Experimental investigation of wavelength dependence of penetration depth and imaging contrast for ultrahigh-resolution optical coherence tomography

Abstract

Optical coherence tomography (OCT) is a non invasive optical imaging technology for micron-scale cross-sectional imaging of biological tissue and materials. Although OCT has many advantages in medical equipments, low penetration depth is a serious limitation for other applications. To realize the ultrahigh resolution and the high penetration depth at the same time, it is effective to choose the proper wavelength to maximize the light penetration and enhance the image contrast at deeper depths. Recently, we have demonstrated ultrahigh resolution and high penetration depth OCT by use of all-fiber based Gaussian shaped supercontinuum source at 1.7 μm center wavelength. Gaussian-like supercontinuum with 360 nm bandwidth at center wavelength of 1.7 μm was generated by ultrashort pulse Er doped fiber laser based system.
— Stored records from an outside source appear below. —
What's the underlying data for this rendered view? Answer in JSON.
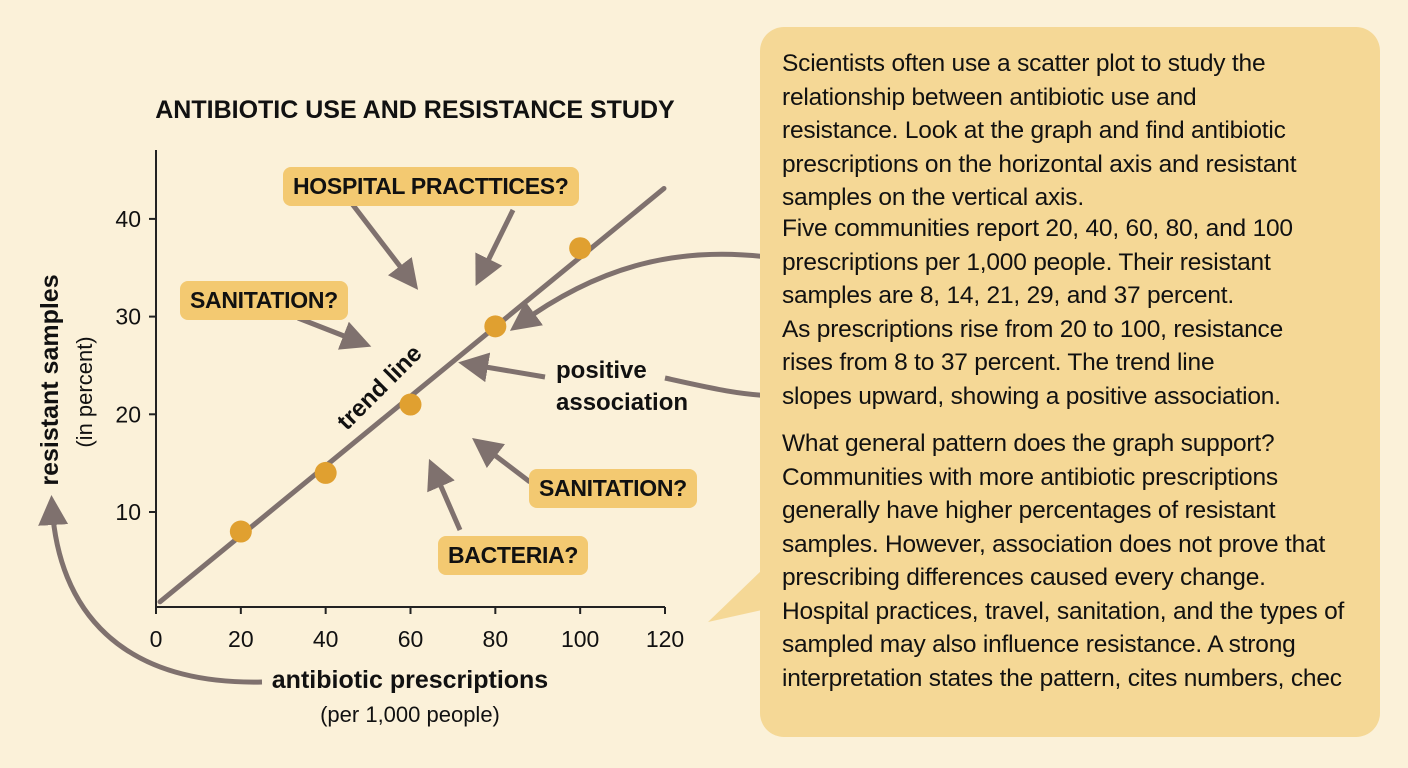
{
  "chart_data": {
    "type": "scatter",
    "title": "ANTIBIOTIC USE AND RESISTANCE STUDY",
    "xlabel": "antibiotic prescriptions",
    "xlabel_sub": "(per 1,000 people)",
    "ylabel": "resistant samples",
    "ylabel_sub": "(in percent)",
    "x": [
      20,
      40,
      60,
      80,
      100
    ],
    "y": [
      8,
      14,
      21,
      29,
      37
    ],
    "xlim": [
      0,
      120
    ],
    "ylim": [
      0,
      45
    ],
    "xticks": [
      "0",
      "20",
      "40",
      "60",
      "80",
      "100",
      "120"
    ],
    "yticks": [
      "10",
      "20",
      "30",
      "40"
    ],
    "ytick_values": [
      10,
      20,
      30,
      40
    ],
    "xtick_values": [
      0,
      20,
      40,
      60,
      80,
      100,
      120
    ],
    "trend_line": {
      "label": "trend line",
      "x": [
        0,
        120
      ],
      "y": [
        0.5,
        42.5
      ]
    },
    "point_color": "#e0a030",
    "line_color": "#7f716e",
    "grid": false
  },
  "annotations": {
    "hospital": "HOSPITAL PRACTTICES?",
    "sanitation_left": "SANITATION?",
    "sanitation_right": "SANITATION?",
    "bacteria": "BACTERIA?",
    "positive_association": [
      "positive",
      "association"
    ]
  },
  "panel": {
    "paragraph1": [
      "Scientists often use a scatter plot to study the",
      "relationship between antibiotic use and",
      "resistance. Look at the graph and find antibiotic",
      "prescriptions on the horizontal axis and resistant",
      "samples on the vertical axis."
    ],
    "paragraph2": [
      "Five communities report 20, 40, 60, 80, and 100",
      "prescriptions per 1,000 people. Their resistant",
      "samples are 8, 14, 21, 29, and 37 percent.",
      "As prescriptions rise from 20 to 100, resistance",
      "rises from 8 to 37 percent. The trend line",
      "slopes upward, showing a positive association."
    ],
    "paragraph3": [
      "What general pattern does the graph support?",
      "Communities with more antibiotic prescriptions",
      "generally have higher percentages of resistant",
      "samples. However, association does not prove that",
      "prescribing differences caused every change.",
      "Hospital practices, travel, sanitation, and the types of",
      "sampled may also influence resistance. A strong",
      "interpretation states the pattern, cites numbers, chec"
    ]
  },
  "colors": {
    "background": "#fbf1d9",
    "panel": "#f5d896",
    "label_box": "#f3c971",
    "arrow": "#7f716e"
  }
}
In this paper, using 0.8 μm and 1.3 μm SC sources in addition to the 1.7 μm SC source, we have investigated the wavelength dependence of ultrahigh resolution OCT in terms of penetration depth. Longitudinal resolutions at each wavelength region are almost 4.6 μm in air. The obtained sensitivity was 95 dB for all wavelength regions. We confirmed the difference of imaging contrast and penetration depth with hamster's cheek pouch and so on. As the wavelength was increased, the magnitude of penetration depth was increased for these samples.